Geneva also moved in limine to exclude as evidence Ms. Jones’s offer to take a polygraph test to demonstrate that she did not shove Ms. Bustamante. Although Ms. Jones sought to introduce evidence that ' she offered to take a polygraph test in an effort of bolster her credibility with the jury, she did not seek to introduce the results of any such polygraph test. The District Court granted Geneva’s motion in full.

After a full trial, the jury returned a verdict for Geneva. Ms. Jones then filed a motion for a new trial. See Fed.R.Civ.P. 50(b). In her motion, she renewed her objections to the District Court’s in limine rulings and argued that the in limine rulings were contrary to law of the case doctrine. The District Court denied this motion. Ms. Jones timely appeals.

II. STANDARD OF REVIEW

We review the District Court’s ruling on the exclusion of evidence for abuse of discretion.
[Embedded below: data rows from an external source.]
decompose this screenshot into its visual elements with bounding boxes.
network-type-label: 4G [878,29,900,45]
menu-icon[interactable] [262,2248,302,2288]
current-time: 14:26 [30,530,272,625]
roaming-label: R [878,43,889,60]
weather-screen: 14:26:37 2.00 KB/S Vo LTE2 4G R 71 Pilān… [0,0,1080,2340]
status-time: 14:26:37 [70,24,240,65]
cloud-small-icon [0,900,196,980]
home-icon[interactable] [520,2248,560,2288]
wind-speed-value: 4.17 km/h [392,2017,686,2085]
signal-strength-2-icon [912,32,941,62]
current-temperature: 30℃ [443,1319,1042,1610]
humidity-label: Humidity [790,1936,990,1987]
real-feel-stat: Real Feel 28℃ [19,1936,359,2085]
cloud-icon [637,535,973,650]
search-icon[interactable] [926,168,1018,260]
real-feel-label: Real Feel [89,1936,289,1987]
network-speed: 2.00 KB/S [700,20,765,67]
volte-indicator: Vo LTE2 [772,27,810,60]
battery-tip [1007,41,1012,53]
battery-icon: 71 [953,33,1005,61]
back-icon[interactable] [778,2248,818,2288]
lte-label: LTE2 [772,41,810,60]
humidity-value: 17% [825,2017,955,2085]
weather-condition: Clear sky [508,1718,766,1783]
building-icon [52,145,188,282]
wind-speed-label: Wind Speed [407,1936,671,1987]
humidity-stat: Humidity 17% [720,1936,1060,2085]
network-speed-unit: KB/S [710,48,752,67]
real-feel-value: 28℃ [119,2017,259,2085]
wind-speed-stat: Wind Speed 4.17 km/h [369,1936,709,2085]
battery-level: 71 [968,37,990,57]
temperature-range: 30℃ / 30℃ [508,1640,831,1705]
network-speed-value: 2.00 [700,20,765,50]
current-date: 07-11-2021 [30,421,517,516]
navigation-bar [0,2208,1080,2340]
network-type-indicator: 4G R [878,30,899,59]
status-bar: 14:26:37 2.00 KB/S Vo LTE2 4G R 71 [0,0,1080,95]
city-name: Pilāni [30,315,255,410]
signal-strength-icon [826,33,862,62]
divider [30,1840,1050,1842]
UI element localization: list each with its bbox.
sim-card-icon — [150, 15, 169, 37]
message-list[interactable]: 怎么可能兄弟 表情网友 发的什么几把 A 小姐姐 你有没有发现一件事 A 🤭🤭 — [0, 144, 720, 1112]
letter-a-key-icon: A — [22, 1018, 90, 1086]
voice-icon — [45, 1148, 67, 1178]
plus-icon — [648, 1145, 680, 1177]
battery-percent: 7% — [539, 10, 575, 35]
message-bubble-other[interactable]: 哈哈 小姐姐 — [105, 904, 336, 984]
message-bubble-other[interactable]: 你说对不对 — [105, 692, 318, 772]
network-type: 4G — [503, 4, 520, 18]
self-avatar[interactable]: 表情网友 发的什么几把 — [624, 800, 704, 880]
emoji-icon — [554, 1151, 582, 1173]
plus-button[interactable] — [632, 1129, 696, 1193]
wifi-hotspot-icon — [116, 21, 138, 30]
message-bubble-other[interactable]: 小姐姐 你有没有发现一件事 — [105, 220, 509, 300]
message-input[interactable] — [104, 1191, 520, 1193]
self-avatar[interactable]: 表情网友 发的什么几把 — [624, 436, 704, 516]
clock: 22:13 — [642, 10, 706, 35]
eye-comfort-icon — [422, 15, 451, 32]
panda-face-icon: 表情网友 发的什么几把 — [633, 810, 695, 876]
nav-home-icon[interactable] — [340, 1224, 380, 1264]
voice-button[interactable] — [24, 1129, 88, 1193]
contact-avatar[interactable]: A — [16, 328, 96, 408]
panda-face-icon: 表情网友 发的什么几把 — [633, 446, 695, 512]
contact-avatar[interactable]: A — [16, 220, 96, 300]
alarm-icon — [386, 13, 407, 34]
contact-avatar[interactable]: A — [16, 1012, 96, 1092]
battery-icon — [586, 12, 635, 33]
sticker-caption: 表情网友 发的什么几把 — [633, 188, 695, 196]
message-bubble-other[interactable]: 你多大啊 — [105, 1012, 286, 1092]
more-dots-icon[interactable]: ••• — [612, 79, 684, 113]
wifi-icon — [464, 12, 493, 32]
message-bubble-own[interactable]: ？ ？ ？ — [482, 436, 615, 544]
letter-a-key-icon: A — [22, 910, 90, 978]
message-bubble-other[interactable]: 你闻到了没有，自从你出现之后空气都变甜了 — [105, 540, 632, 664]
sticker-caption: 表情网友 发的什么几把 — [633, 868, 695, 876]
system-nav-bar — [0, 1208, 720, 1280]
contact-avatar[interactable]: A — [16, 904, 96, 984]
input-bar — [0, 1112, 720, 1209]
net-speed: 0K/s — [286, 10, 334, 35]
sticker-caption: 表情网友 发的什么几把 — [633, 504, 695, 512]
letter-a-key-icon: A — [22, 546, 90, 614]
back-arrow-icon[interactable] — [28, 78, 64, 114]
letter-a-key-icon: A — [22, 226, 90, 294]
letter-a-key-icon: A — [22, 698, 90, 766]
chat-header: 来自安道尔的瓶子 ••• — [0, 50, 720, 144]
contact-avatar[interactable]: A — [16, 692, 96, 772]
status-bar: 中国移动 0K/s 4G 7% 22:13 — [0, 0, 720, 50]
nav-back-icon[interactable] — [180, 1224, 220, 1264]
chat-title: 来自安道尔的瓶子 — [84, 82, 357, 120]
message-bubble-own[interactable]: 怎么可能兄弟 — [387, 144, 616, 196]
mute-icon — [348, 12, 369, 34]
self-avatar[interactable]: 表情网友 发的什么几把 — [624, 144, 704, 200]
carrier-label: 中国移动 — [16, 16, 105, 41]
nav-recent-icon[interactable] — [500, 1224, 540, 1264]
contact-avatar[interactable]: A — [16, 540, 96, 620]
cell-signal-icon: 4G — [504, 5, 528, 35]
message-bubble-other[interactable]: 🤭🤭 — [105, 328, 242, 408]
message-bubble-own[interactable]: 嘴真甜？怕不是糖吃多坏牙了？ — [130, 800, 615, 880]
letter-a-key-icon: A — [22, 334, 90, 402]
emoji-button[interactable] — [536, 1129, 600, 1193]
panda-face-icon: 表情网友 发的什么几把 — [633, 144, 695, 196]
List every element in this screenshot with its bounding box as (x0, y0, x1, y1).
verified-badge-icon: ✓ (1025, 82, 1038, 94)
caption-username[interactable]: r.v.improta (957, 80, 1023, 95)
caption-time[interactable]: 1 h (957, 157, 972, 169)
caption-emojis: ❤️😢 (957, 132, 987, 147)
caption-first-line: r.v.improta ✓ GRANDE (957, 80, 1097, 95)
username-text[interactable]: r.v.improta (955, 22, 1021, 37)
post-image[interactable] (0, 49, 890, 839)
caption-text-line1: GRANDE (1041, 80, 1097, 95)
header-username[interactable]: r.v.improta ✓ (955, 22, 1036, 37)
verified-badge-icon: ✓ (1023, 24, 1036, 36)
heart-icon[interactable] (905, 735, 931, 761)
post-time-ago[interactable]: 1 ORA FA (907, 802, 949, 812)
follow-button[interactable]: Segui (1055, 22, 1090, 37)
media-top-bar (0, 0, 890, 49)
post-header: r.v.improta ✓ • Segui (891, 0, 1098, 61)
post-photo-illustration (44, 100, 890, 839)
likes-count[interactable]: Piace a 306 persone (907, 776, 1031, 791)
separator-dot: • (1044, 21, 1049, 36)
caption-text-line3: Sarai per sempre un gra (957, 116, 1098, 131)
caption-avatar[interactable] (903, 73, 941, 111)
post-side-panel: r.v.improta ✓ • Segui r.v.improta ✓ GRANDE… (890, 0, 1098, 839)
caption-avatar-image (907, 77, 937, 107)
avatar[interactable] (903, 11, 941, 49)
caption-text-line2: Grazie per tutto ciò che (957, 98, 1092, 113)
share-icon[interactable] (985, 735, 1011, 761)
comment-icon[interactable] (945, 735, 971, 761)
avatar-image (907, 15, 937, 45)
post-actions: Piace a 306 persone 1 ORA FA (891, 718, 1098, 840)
Cartier v. Jackson, 59 F.3d 1046, 1048 (10th Cir.1995). We also review the District Court’s denial of Ms. Jones’s motion for a new trial for abuse of discretion. United States v. Evans, 42 F.3d 586, 593 (10th Cir.1994). Applying that standard, we will reverse the district court only if it “made a clear error of judgment or exceeded the bounds of permissible choice in the circumstances.” Moothart v. Bell, 21 F.3d 1499, 1504 (10th Cir.1994) (citation omitted).

*775 III. DISCUSSION

A Admissibility of Ms. Bustamante’s Work History

ADEA claims are reviewed under the burden-shifting framework delineated by McDonnell Douglas Corp. v. Green, 411 U.S. 792, 802-04, 93 S.Ct. 1817, 36 L.Ed.2d 668 (1973). See Greene v. Safeway Stores, Inc., 98 F.3d 554, 558-59 (10th Cir.1996).